Stephen Fry named as Cameron Mackintosh Visiting Professor

Actor, writer and television presenter Stephen Fry has been named as the next Cameron Mackintosh Visiting Professor of Contemporary Theatre, based at St Catherine's College, Oxford.

He will succeed the theatre director Sir Michael Boyd in February 2014.

Mr Fry has enjoyed a career spanning stage, film, television and radio. He has also written four novels, two volumes of autobiography and countless columns for newspapers and magazines.

He said: 'This is an extraordinary honour and an extraordinary opportunity. I really look forward to engaging with students who are enthusiastic and passionate about the performing arts.

'Dance and music will feature little in my time there, I am sorry to say, but I hope to help students devise comic and dramatic pieces, talk through rehearsal, writer-performing techniques and procedures, and give what benefit I might have to offer from over a quarter of a century of larking about on stage and screen.

'Above all I hope we'll all have fun. It's not by accident that dramatic pieces are actually called "plays" and that in Shakespeare's day actors were "players".

'The Mackintosh Foundation and its Chair has become a remarkable institution and I am very proud to have been offered this chance to be a part of it.'

The Chair of Contemporary Theatre, founded through a grant from the Mackintosh Foundation at St Catherine's College, aims to promote interest in, and the study and practice of, contemporary theatre. The Visiting Professorship has previously been held by actors, writers, directors and producers including Stephen Sondheim, Arthur Miller, Alan Ayckbourn, Richard Eyre, Phyllida Lloyd and Patrick Stewart.

Professor Roger Ainsworth, Master of St Catherine's College, said: 'I am delighted that Stephen Fry has agreed to take on the role of Cameron Mackintosh Visiting Professor of Contemporary Theatre.

'Stephen's impressively diverse career, spanning over 30 years, has provided him with an exceptionally wide range of experience, and his many achievements have been widely honoured.
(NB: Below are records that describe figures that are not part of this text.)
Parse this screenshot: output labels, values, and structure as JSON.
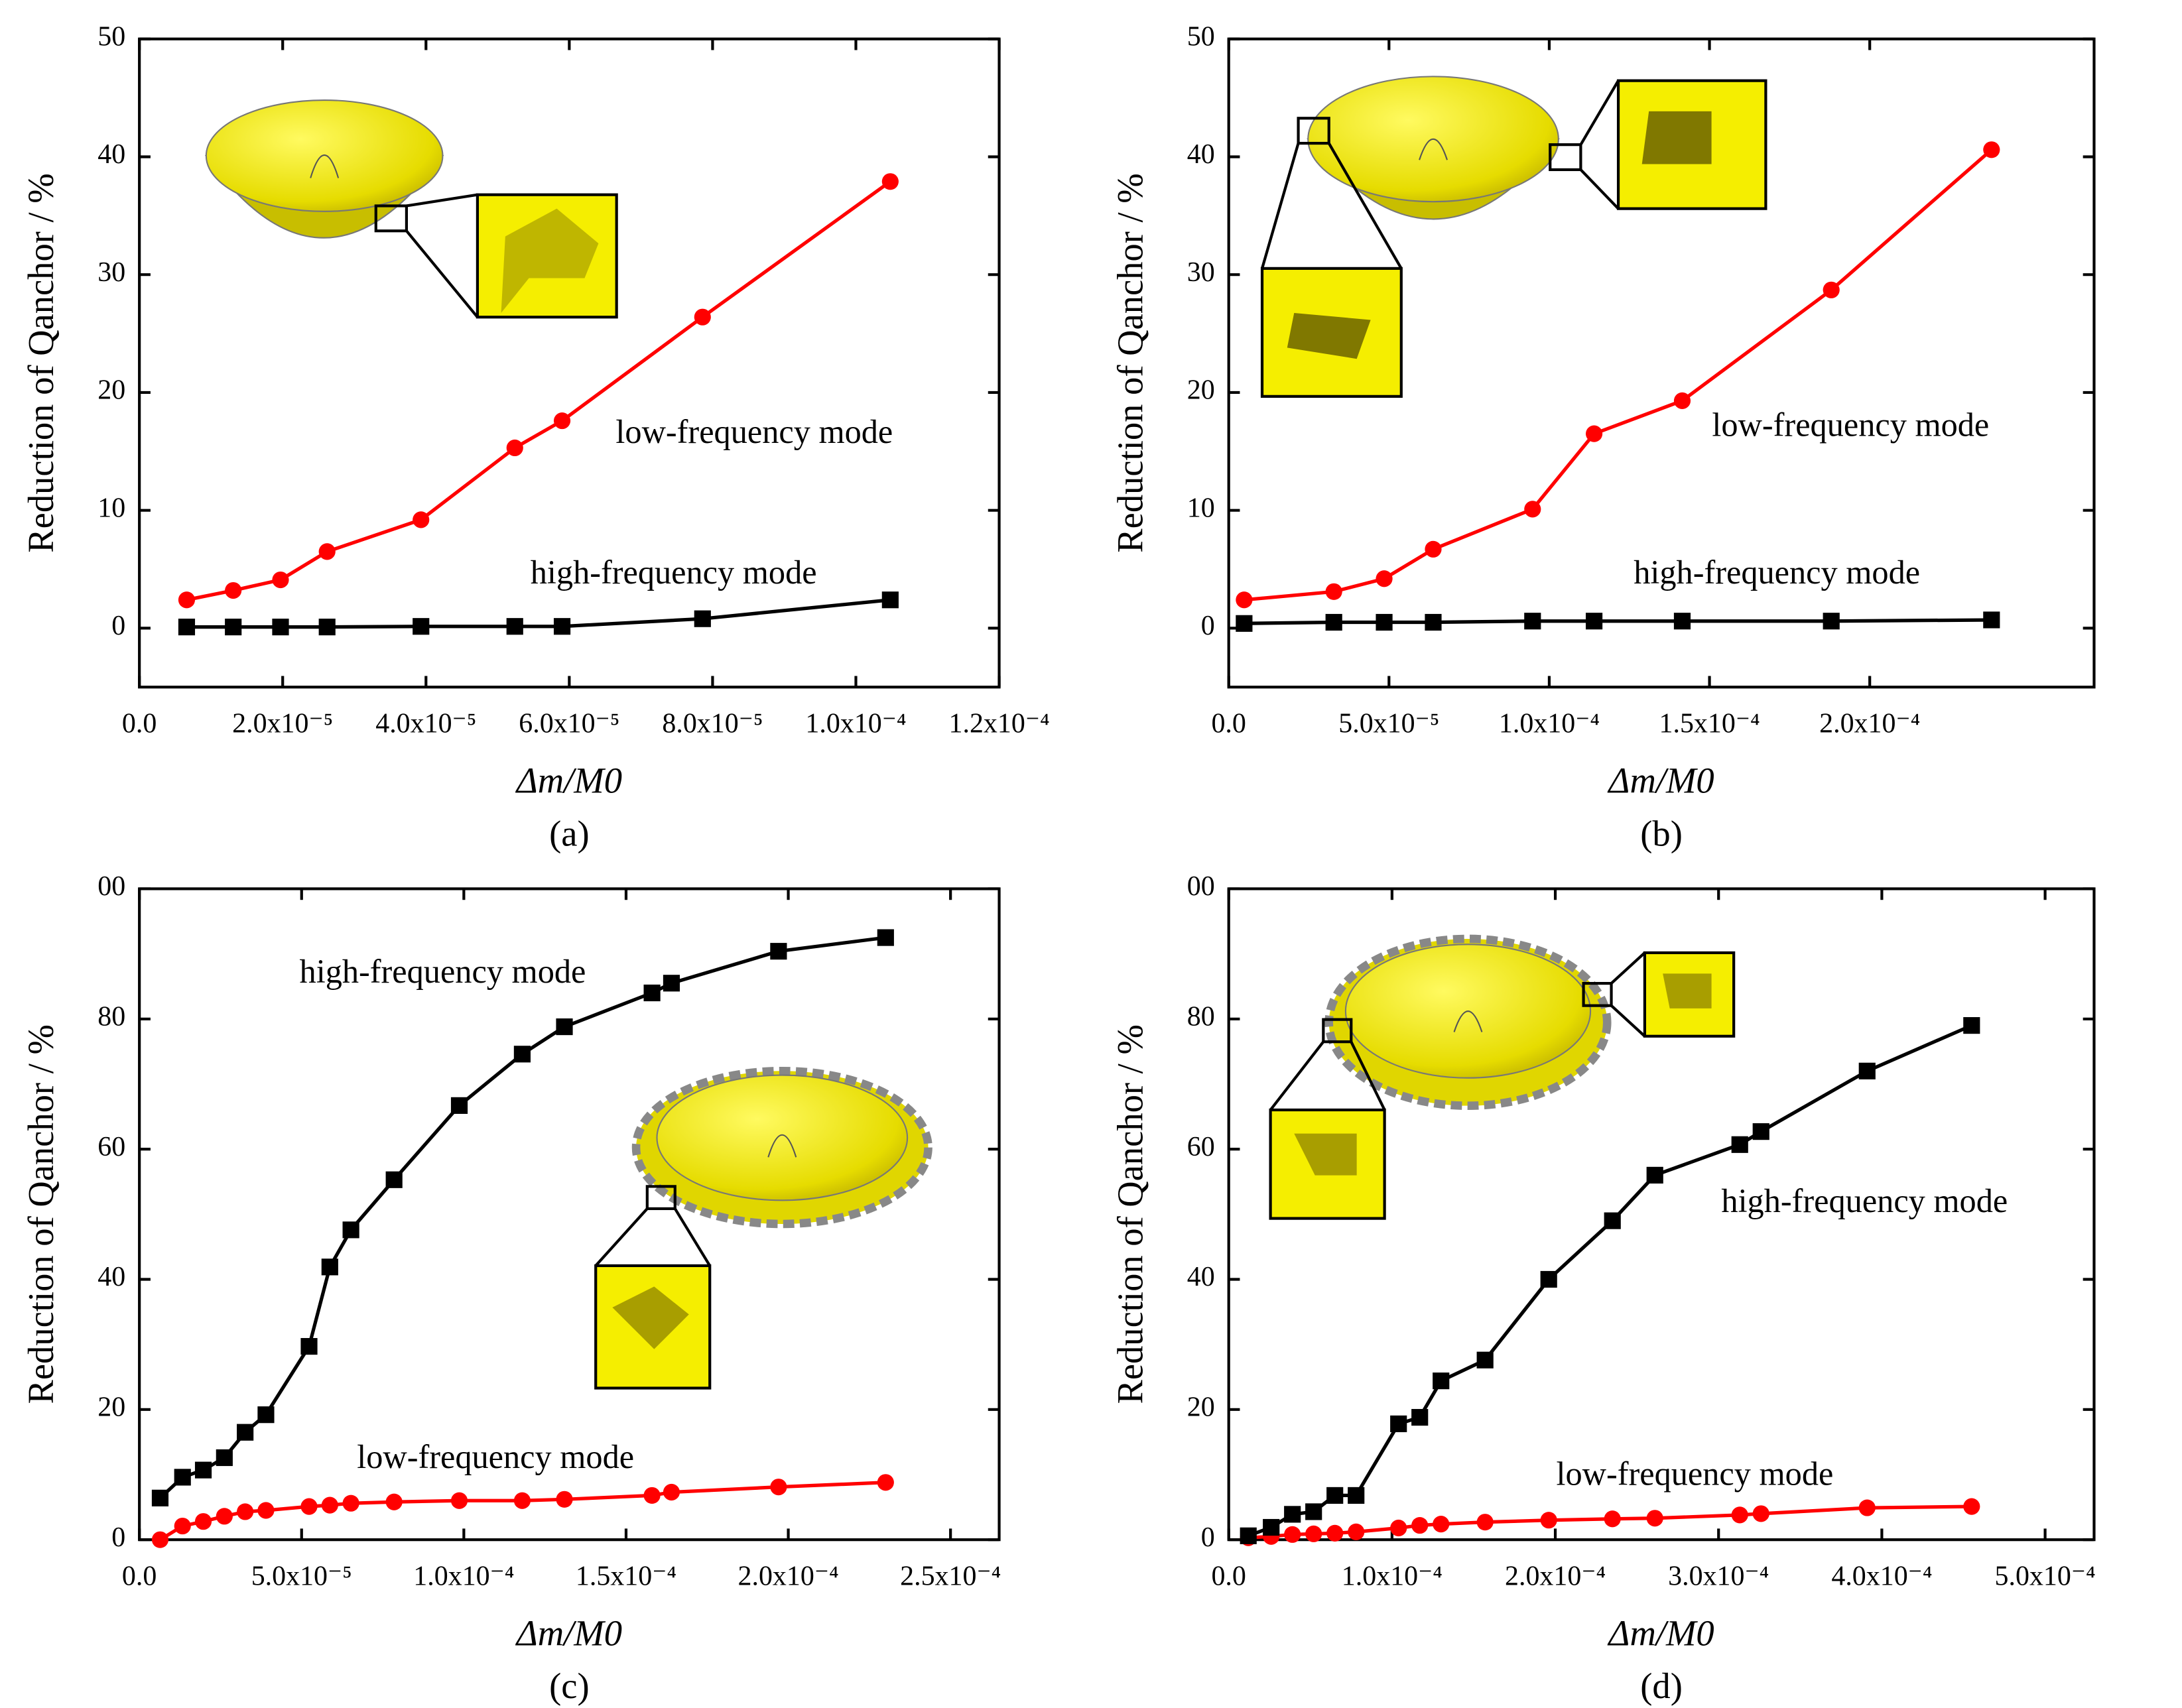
{
  "chart_data": [
    {
      "type": "line",
      "caption": "(a)",
      "x_label": "Δm/M0",
      "y_label": "Reduction of Qanchor / %",
      "x": [
        6.6e-06,
        1.31e-05,
        1.97e-05,
        2.62e-05,
        3.93e-05,
        5.24e-05,
        5.9e-05,
        7.86e-05,
        0.0001048
      ],
      "xlim": [
        0,
        0.00012
      ],
      "xticks": [
        {
          "value": 0,
          "label": "0.0"
        },
        {
          "value": 2e-05,
          "label": "2.0x10⁻⁵"
        },
        {
          "value": 4e-05,
          "label": "4.0x10⁻⁵"
        },
        {
          "value": 6e-05,
          "label": "6.0x10⁻⁵"
        },
        {
          "value": 8e-05,
          "label": "8.0x10⁻⁵"
        },
        {
          "value": 0.0001,
          "label": "1.0x10⁻⁴"
        },
        {
          "value": 0.00012,
          "label": "1.2x10⁻⁴"
        }
      ],
      "ylim": [
        -5,
        50
      ],
      "yticks": [
        0,
        10,
        20,
        30,
        40,
        50
      ],
      "series": [
        {
          "name": "low-frequency mode",
          "color": "#ff0000",
          "marker": "circle",
          "values": [
            2.4,
            3.2,
            4.1,
            6.5,
            9.2,
            15.3,
            17.6,
            26.4,
            37.9
          ]
        },
        {
          "name": "high-frequency mode",
          "color": "#000000",
          "marker": "square",
          "values": [
            0.1,
            0.1,
            0.1,
            0.1,
            0.15,
            0.15,
            0.15,
            0.8,
            2.4
          ]
        }
      ]
    },
    {
      "type": "line",
      "caption": "(b)",
      "x_label": "Δm/M0",
      "y_label": "Reduction of Qanchor / %",
      "x": [
        4.8e-06,
        3.28e-05,
        4.85e-05,
        6.38e-05,
        9.48e-05,
        0.000114,
        0.0001415,
        0.000188,
        0.000238
      ],
      "xlim": [
        0,
        0.00027
      ],
      "xticks": [
        {
          "value": 0,
          "label": "0.0"
        },
        {
          "value": 5e-05,
          "label": "5.0x10⁻⁵"
        },
        {
          "value": 0.0001,
          "label": "1.0x10⁻⁴"
        },
        {
          "value": 0.00015,
          "label": "1.5x10⁻⁴"
        },
        {
          "value": 0.0002,
          "label": "2.0x10⁻⁴"
        }
      ],
      "ylim": [
        -5,
        50
      ],
      "yticks": [
        0,
        10,
        20,
        30,
        40,
        50
      ],
      "series": [
        {
          "name": "low-frequency mode",
          "color": "#ff0000",
          "marker": "circle",
          "values": [
            2.4,
            3.1,
            4.2,
            6.7,
            10.1,
            16.5,
            19.3,
            28.7,
            40.6
          ]
        },
        {
          "name": "high-frequency mode",
          "color": "#000000",
          "marker": "square",
          "values": [
            0.4,
            0.5,
            0.5,
            0.5,
            0.6,
            0.6,
            0.6,
            0.6,
            0.7
          ]
        }
      ]
    },
    {
      "type": "line",
      "caption": "(c)",
      "x_label": "Δm/M0",
      "y_label": "Reduction of Qanchor / %",
      "x": [
        6.4e-06,
        1.33e-05,
        1.97e-05,
        2.62e-05,
        3.26e-05,
        3.9e-05,
        5.23e-05,
        5.87e-05,
        6.52e-05,
        7.85e-05,
        9.86e-05,
        0.000118,
        0.000131,
        0.000158,
        0.000164,
        0.000197,
        0.00023
      ],
      "xlim": [
        0,
        0.000265
      ],
      "xticks": [
        {
          "value": 0,
          "label": "0.0"
        },
        {
          "value": 5e-05,
          "label": "5.0x10⁻⁵"
        },
        {
          "value": 0.0001,
          "label": "1.0x10⁻⁴"
        },
        {
          "value": 0.00015,
          "label": "1.5x10⁻⁴"
        },
        {
          "value": 0.0002,
          "label": "2.0x10⁻⁴"
        },
        {
          "value": 0.00025,
          "label": "2.5x10⁻⁴"
        }
      ],
      "ylim": [
        0,
        100
      ],
      "yticks": [
        0,
        20,
        40,
        60,
        80,
        {
          "value": 100,
          "label": "00"
        }
      ],
      "series": [
        {
          "name": "low-frequency mode",
          "color": "#ff0000",
          "marker": "circle",
          "values": [
            0,
            2.1,
            2.8,
            3.6,
            4.3,
            4.5,
            5.1,
            5.3,
            5.6,
            5.8,
            6.0,
            6.0,
            6.2,
            6.8,
            7.3,
            8.1,
            8.8
          ]
        },
        {
          "name": "high-frequency mode",
          "color": "#000000",
          "marker": "square",
          "values": [
            6.4,
            9.6,
            10.7,
            12.6,
            16.5,
            19.2,
            29.7,
            41.9,
            47.6,
            55.3,
            66.7,
            74.6,
            78.8,
            84.0,
            85.5,
            90.4,
            92.5
          ]
        }
      ]
    },
    {
      "type": "line",
      "caption": "(d)",
      "x_label": "Δm/M0",
      "y_label": "Reduction of Qanchor / %",
      "x": [
        1.2e-05,
        2.6e-05,
        3.9e-05,
        5.2e-05,
        6.5e-05,
        7.8e-05,
        0.000104,
        0.000117,
        0.00013,
        0.000157,
        0.000196,
        0.000235,
        0.000261,
        0.000313,
        0.000326,
        0.000391,
        0.000455
      ],
      "xlim": [
        0,
        0.00053
      ],
      "xticks": [
        {
          "value": 0,
          "label": "0.0"
        },
        {
          "value": 0.0001,
          "label": "1.0x10⁻⁴"
        },
        {
          "value": 0.0002,
          "label": "2.0x10⁻⁴"
        },
        {
          "value": 0.0003,
          "label": "3.0x10⁻⁴"
        },
        {
          "value": 0.0004,
          "label": "4.0x10⁻⁴"
        },
        {
          "value": 0.0005,
          "label": "5.0x10⁻⁴"
        }
      ],
      "ylim": [
        0,
        100
      ],
      "yticks": [
        0,
        20,
        40,
        60,
        80,
        {
          "value": 100,
          "label": "00"
        }
      ],
      "series": [
        {
          "name": "low-frequency mode",
          "color": "#ff0000",
          "marker": "circle",
          "values": [
            0.3,
            0.5,
            0.8,
            0.9,
            1.0,
            1.2,
            1.8,
            2.2,
            2.4,
            2.7,
            3.0,
            3.2,
            3.3,
            3.8,
            4.0,
            4.9,
            5.1
          ]
        },
        {
          "name": "high-frequency mode",
          "color": "#000000",
          "marker": "square",
          "values": [
            0.6,
            1.9,
            3.9,
            4.3,
            6.8,
            6.8,
            17.8,
            18.8,
            24.4,
            27.6,
            40.0,
            49.0,
            56.0,
            60.7,
            62.7,
            72.0,
            79.0
          ]
        }
      ]
    }
  ]
}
'His highly acclaimed return to the stage in the 2012 production of Twelfth Night at Shakespeare's Globe will be of particular interest to our students, but also they will certainly jump at the idea of having fun with him.'

Following Mr Fry's inaugural lecture it is expected that he will undertake at least one student workshop each term and perhaps an additional public lecture.